Ergenekon ve Balyoz davaları dünya hukuk tarihine 'masum
insanlara kurulan' kumpasın en acı örneklerinden biri olarak
geçecek davalardandır. Bu davalarda yüzlerce kişi 'uydurma'
delillerle yıllarca zindanlarda yattı. Birçoğu hayatını kaybetti,
ağır hastalıklara yakalandı.
Kumpas davalarının savcıları şimdi bir biri ardına ülkeyi ya terk
ediyor ya da terk etme hazırlığı yapıyor.
Siyasetin emrindeki yargı, insanlık ve hukuk tarihinin en utanç
verici örneklerinden biri olarak karşımızda duruyor.

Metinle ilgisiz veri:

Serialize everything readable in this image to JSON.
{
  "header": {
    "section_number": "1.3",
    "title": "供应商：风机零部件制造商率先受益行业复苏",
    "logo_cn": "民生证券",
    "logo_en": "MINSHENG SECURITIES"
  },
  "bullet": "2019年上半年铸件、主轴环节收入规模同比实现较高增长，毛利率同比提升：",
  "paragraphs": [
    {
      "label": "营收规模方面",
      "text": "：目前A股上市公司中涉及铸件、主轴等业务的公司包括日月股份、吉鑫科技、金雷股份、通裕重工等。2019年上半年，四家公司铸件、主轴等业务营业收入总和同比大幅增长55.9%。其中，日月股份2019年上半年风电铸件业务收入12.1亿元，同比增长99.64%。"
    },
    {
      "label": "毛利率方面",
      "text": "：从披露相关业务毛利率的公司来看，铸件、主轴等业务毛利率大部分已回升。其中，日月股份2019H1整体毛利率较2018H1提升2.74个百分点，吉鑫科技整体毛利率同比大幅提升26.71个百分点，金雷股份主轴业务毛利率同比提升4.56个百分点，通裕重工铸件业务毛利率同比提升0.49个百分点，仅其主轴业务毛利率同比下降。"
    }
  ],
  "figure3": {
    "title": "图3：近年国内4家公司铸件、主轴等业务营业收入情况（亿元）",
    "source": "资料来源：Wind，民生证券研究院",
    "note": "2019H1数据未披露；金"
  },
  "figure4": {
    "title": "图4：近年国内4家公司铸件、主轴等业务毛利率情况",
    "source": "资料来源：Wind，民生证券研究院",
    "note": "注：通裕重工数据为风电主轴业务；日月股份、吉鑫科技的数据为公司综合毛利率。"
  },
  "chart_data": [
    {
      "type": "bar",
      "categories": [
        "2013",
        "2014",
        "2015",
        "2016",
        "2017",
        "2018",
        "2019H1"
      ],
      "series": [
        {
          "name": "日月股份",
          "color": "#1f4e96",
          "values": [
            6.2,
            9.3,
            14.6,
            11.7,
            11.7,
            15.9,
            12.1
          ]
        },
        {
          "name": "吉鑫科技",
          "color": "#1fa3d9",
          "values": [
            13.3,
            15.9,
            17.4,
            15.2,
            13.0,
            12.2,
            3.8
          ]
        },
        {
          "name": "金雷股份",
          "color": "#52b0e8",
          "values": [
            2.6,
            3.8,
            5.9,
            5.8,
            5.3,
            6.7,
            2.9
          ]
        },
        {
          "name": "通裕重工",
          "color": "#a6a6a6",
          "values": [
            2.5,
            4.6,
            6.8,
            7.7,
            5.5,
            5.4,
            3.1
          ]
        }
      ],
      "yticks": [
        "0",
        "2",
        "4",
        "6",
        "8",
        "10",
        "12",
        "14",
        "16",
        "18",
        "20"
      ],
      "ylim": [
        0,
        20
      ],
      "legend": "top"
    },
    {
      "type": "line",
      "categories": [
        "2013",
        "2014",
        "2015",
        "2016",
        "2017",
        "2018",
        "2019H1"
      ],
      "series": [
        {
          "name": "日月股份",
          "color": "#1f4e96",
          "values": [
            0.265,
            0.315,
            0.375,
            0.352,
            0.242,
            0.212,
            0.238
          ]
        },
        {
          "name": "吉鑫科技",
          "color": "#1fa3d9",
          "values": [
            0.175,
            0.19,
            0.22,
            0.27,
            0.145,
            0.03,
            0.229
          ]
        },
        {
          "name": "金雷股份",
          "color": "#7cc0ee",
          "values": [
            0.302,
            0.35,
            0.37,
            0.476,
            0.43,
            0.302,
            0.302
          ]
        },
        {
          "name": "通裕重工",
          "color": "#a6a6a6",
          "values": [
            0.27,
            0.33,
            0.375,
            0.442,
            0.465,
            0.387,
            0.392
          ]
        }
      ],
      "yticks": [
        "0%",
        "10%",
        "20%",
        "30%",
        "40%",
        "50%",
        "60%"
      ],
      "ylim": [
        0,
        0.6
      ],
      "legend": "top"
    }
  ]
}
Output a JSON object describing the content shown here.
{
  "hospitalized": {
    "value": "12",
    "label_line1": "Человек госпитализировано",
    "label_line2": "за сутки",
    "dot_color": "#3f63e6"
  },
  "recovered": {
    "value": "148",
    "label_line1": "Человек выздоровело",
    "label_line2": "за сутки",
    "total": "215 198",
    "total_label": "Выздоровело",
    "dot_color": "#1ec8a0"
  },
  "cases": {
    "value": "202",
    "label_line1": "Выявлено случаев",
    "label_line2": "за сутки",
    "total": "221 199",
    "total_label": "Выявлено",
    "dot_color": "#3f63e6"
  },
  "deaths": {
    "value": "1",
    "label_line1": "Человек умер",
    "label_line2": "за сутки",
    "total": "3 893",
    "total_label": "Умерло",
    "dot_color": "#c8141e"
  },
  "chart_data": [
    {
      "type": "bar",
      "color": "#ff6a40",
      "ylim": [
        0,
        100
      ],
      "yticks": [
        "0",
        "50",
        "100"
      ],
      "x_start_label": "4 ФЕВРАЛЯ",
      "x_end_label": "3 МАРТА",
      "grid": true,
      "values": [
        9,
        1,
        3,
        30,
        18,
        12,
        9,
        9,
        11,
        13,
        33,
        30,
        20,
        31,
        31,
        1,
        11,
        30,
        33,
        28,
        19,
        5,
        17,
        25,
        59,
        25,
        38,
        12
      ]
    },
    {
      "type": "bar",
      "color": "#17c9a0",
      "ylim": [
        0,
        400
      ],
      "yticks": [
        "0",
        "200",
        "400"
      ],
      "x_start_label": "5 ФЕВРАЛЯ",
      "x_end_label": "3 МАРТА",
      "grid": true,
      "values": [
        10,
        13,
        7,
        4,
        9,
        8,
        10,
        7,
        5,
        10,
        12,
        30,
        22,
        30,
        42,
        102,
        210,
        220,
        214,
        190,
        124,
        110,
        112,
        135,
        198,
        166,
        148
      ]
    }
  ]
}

Bu süreçte mağdur olan pek çok kişi ile dostluğum vardı. Bazılarını
televizyon programlarında konuk etmiş, saatlerce konuşma imkânı
bulmuştum.
Balyoz Davasında darbecilikle suçlanan komutanlar arasında
bulunanlardan biri de Jandarma Kurmay Albay Mustafa Önsel’di. Önsel
Albay, Balyoz Davasında Fatih Camiini bombalayacak ekip arasında
gösteriliyordu. Trabzon’un Beşikdüzü ilçesinde doğan ve oldukça
dindar bir ailenin çocuğu olan Mustafa Albay’a hayatı boyunca asla
unutamayacağı bir iftira atılıyordu. Şerefli bir Türk subayının
zaman zaman Cuma Namazı kılmak için gittiği bir camiyi bombalaması
mümkün müydü?
“Beşiktaş’ta Sırtlan Pususu” kitabında bu süreci anlatırken 'ölsem
daha iyiydi' diyordu Mustafa Albay.
Böylesine acı ve aşağılık iftiralara maruz kalıp çoluk çocuğunuzdan
ayrılıp hapse atılan bir subaya ve onun gibi yüzlerce komutana
doğal olarak kimin sahip çıkması gerekirdi?